AI agents need more than model calls. They need memory, coordination, and deterministic state transitions.
In this project, we built NeuroValkey Agents: a 3-agent Node.js swarm where Valkey is not a cache, but the central runtime substrate for orchestration.
- Agent 1 (Researcher) generates facts and stores vector memory.
- Agent 2 (Writer) retrieves semantic context with KNN search and drafts summary text.
- Agent 3 (Editor) grades the draft and writes final output.
Everything is connected through Valkey primitives: Pub/Sub, Search (vector), JSON, Hashes.

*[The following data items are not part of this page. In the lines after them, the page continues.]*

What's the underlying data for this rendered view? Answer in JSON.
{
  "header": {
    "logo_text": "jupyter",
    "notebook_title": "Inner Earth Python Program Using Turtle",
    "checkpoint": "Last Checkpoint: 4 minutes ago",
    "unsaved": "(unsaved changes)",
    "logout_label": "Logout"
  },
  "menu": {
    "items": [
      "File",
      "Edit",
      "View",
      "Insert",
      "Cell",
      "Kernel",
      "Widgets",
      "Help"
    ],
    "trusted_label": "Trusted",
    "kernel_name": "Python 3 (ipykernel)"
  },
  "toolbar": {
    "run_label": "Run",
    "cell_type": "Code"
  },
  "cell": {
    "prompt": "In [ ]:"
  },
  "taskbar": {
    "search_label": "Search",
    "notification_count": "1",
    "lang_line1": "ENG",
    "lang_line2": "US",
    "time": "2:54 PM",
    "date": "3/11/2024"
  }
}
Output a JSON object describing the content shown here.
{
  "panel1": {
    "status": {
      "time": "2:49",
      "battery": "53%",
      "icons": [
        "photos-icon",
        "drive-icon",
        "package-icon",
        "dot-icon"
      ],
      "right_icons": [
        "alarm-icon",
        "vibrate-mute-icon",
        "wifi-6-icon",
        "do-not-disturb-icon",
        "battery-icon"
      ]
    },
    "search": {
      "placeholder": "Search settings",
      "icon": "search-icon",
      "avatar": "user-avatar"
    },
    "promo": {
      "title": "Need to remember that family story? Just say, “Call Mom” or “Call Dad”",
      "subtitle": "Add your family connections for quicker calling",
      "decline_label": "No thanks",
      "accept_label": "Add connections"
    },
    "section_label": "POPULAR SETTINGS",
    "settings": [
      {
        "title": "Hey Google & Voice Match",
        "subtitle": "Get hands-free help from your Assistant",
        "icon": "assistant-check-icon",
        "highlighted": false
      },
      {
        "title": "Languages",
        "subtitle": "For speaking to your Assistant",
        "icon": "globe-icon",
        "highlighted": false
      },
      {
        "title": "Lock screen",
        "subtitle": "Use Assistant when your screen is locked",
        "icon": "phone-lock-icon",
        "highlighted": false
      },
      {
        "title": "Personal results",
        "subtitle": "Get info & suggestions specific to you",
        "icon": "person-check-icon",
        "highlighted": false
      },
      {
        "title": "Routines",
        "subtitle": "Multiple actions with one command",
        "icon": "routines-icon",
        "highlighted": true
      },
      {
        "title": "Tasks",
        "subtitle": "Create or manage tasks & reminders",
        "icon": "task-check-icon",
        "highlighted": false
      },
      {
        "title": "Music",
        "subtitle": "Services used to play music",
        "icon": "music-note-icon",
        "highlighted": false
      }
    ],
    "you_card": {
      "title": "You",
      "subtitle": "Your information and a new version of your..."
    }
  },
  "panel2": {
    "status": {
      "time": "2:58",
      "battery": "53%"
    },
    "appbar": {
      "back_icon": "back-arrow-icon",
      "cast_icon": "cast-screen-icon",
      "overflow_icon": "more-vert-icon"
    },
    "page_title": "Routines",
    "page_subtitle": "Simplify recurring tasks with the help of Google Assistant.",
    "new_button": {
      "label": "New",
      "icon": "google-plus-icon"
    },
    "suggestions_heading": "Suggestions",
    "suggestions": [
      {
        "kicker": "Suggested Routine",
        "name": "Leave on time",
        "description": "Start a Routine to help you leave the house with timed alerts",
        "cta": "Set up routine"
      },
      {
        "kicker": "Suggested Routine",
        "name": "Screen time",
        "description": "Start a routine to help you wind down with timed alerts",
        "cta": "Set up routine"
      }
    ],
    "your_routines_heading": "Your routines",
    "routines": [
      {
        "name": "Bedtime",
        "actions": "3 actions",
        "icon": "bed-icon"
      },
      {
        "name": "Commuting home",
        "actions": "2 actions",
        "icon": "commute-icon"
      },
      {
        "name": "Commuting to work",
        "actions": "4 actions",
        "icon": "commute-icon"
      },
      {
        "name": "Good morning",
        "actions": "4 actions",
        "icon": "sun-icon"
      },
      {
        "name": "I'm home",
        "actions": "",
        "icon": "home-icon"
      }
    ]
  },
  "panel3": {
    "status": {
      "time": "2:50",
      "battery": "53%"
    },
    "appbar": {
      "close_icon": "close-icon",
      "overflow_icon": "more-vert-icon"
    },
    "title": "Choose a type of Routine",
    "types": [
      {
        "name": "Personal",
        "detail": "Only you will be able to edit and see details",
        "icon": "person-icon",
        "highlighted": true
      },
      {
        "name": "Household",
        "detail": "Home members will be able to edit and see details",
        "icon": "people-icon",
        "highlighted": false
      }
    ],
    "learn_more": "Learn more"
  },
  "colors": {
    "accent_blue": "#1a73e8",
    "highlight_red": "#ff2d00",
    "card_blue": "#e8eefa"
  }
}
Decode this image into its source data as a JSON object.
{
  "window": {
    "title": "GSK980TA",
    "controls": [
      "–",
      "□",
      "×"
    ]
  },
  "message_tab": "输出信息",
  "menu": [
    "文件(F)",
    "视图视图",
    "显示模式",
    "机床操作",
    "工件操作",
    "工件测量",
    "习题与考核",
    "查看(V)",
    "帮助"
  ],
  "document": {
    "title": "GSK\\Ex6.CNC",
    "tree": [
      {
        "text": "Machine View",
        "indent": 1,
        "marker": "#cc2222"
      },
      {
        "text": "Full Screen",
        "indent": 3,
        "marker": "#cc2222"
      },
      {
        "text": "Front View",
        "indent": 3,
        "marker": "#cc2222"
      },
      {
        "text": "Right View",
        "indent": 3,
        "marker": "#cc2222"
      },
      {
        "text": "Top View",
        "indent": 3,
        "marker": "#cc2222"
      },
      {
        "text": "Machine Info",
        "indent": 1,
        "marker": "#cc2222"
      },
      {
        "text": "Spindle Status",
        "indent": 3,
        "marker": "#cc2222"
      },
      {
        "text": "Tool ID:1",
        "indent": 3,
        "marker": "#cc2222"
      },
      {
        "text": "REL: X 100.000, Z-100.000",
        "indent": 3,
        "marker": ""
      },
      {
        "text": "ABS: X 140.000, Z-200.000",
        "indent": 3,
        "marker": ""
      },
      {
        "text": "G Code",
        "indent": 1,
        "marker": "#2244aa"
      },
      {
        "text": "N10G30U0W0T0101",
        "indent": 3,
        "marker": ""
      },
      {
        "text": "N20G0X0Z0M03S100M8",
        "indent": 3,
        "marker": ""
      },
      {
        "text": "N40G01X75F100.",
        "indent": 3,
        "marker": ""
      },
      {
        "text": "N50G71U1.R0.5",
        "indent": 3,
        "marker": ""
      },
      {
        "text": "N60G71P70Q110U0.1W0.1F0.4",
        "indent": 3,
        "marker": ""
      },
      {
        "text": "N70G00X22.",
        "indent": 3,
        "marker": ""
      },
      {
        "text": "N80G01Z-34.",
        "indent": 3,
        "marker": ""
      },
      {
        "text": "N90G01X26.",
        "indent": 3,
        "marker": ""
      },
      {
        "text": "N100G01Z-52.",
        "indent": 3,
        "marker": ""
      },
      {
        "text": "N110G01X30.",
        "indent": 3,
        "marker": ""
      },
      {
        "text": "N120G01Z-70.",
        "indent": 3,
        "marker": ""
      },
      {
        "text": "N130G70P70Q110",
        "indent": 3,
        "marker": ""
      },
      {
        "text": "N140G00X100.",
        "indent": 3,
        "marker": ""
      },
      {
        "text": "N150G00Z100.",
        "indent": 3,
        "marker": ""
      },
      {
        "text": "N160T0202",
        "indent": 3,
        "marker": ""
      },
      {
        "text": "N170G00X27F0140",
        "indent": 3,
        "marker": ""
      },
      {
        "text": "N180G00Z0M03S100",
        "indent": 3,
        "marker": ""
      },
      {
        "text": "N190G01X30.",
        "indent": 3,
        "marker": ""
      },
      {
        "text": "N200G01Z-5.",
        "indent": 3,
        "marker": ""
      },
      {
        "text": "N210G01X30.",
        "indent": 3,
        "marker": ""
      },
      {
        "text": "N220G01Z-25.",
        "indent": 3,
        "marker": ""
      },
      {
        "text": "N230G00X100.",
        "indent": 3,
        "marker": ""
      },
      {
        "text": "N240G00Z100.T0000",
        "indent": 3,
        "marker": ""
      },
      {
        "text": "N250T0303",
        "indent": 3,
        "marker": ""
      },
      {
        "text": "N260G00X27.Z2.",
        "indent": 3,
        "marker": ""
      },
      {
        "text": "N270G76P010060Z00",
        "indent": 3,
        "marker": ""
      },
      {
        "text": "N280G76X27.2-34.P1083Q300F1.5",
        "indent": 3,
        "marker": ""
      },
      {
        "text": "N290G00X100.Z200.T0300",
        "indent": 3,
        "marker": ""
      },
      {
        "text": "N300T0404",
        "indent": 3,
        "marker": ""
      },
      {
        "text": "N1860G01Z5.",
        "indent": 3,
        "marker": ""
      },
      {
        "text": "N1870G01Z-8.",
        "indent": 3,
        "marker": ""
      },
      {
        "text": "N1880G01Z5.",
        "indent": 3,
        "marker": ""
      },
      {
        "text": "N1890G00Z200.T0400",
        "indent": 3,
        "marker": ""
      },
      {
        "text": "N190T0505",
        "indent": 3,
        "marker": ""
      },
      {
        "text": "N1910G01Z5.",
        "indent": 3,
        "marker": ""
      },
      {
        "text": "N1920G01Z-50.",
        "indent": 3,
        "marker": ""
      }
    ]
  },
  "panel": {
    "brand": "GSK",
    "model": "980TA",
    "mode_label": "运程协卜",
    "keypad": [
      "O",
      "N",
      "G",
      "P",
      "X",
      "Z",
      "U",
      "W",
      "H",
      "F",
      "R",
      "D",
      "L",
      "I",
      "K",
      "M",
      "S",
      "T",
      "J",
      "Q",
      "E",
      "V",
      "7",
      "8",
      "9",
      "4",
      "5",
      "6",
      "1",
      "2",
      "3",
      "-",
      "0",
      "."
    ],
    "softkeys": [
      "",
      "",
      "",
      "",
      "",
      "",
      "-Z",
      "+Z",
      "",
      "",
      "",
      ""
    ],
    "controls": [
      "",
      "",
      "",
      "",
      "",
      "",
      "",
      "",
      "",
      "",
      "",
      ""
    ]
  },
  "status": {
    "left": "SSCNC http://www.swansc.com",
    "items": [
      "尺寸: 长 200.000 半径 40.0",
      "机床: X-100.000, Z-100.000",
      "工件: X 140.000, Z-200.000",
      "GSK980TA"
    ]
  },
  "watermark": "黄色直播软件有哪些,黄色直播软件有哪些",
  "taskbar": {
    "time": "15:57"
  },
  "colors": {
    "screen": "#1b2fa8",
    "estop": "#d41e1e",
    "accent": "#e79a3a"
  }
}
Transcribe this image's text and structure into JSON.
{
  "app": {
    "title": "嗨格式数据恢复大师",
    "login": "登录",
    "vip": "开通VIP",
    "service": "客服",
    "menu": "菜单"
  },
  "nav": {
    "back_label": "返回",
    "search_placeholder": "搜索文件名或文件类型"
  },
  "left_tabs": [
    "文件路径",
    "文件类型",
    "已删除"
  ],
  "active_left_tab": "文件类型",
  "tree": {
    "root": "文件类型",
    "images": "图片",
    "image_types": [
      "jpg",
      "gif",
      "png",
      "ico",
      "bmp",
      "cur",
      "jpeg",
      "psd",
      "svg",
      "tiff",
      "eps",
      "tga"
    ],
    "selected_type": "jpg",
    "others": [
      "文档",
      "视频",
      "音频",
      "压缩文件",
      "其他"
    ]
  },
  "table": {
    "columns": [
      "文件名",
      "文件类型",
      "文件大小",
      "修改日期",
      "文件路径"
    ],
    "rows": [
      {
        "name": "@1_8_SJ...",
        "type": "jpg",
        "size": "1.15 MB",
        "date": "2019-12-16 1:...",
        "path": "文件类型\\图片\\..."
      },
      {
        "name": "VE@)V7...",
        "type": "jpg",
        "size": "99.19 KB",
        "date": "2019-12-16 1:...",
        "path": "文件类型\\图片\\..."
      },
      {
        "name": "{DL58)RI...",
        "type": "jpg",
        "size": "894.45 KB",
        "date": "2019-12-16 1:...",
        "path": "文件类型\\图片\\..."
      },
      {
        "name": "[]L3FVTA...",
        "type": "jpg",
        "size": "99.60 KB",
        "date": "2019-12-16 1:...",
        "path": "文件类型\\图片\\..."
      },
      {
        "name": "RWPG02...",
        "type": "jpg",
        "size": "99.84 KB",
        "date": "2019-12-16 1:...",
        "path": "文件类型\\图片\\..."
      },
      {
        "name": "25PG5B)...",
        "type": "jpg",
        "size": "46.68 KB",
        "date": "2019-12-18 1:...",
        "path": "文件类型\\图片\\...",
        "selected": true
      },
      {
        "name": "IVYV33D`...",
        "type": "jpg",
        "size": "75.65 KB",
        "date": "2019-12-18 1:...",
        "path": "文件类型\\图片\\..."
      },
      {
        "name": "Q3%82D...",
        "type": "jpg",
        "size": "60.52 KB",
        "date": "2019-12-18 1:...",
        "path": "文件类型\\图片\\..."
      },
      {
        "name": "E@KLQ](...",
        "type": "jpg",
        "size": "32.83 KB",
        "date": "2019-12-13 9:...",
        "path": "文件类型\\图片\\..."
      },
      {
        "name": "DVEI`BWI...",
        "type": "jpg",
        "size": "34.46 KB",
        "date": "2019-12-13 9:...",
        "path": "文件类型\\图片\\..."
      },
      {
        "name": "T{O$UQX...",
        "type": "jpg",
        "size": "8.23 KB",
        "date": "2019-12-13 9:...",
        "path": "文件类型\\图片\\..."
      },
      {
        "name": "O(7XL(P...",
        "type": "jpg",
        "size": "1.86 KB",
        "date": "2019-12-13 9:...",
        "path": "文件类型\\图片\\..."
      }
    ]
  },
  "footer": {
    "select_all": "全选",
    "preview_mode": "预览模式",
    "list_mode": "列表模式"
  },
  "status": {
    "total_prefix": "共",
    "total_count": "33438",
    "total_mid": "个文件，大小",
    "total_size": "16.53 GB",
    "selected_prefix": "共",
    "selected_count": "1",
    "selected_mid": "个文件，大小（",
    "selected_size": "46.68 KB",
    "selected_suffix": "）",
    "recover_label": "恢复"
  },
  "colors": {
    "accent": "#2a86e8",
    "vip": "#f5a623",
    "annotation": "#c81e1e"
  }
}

Why this architecture works
Most agent prototypes couple control flow tightly to app memory. That makes state invisible and difficult to debug live.
This design externalizes swarm state into Valkey:
- Pub/Sub channels make orchestration explicit.
- JSON keys hold durable run snapshots.
- Hash keys hold vectorized facts.
- Search index enables semantic retrieval with minimal dependencies.
The result is a fast, event-driven, inspectable system.
System architecture
Core implementation walkthrough
1) Valkey Search index creation via raw commands
To keep compatibility with module variants, we use valkey.call() directly:
await this.commandClient.call(
'FT.CREATE',
this.indexName,
'ON', 'HASH',
'PREFIX', '1', 'fact:',
'SCHEMA',
'topic', 'TAG',
'agent', 'TAG',
'embedding', 'VECTOR', 'FLAT', '6',
'TYPE', 'FLOAT32',
'DIM', String(CONFIG.embeddingDim),
'DISTANCE_METRIC', 'COSINE'
);
2) Writing vector memory into hash records
Each fact is embedded using OpenAI and written to fact:<uuid>:
await this.commandClient.hset(
key,
'text', text,
'topic', normalizedTopic,
'agent', 'researcher',
'embedding', toFloat32Buffer(embedding)
);
3) Writer semantic retrieval with KNN
const response = await this.commandClient.call(
'FT.SEARCH',
this.indexName,
`*=>[KNN ${k} @embedding $vec AS score]`,
'PARAMS', '2', 'vec', vector,
'NOCONTENT',
'DIALECT', '2'
);
Then we hydrate matched keys with HMGET to get text/topic/agent.
4) Global state tracking with JSON
Manifest state changes are persisted as JSON, not process memory:
await this.commandClient.call('JSON.SET', key, '$', JSON.stringify(value));
const raw = await this.commandClient.call('JSON.GET', key, '$');
This enables reproducibility and UI introspection.
The dashboard: making Valkey visible
Terminal output is useful but not audience-friendly for demos. The UI layer solves that by showing:
- live keyspace map (
swarm:*,fact:*) and key types - raw JSON for manifest/draft/final
- vector fact records with
embeddingBytes - Search index telemetry from
FT.INFO - event timeline + process feed
Developers can correlate each event with exact state written to Valkey.
Engineering decisions and tradeoffs
- Polling over sockets for simplicity
- Chosen: periodic
/api/state+/api/logspolling - Tradeoff: slightly higher request volume
Benefit: zero extra infra, easy local demo reliability
Hash + JSON hybrid model
Chosen: vectors in Hash, workflow state in JSON
Tradeoff: two key representations
Benefit: better fit for each data access pattern
Raw Search commands vs abstraction library
Chosen: raw
FT.CREATE/FT.SEARCHTradeoff: lower-level API surface
Benefit: explicit control and compatibility visibility
Running the project
docker compose up -d
npm install
cp .env.example .env
# set OPENAI_API_KEY
npm run ui
Open http://localhost:3055, launch a run, and watch the keyspace evolve.
Where to take this next
- Convert polling to SSE/WebSockets for lower latency updates
- Add run history table with previous manifests
- Add configurable agent graph (DAG) in manifest
- Add retries, backoff, and dead-letter channels
- Add benchmark mode for throughput and latency stats
- Add trace IDs and distributed telemetry
The important lesson is architectural, not cosmetic: LLMs are reasoning engines, but Valkey is the operational substrate that turns them into coordinated systems.
If you can observe your keyspace evolving in real time, you can trust, debug, and scale your swarm.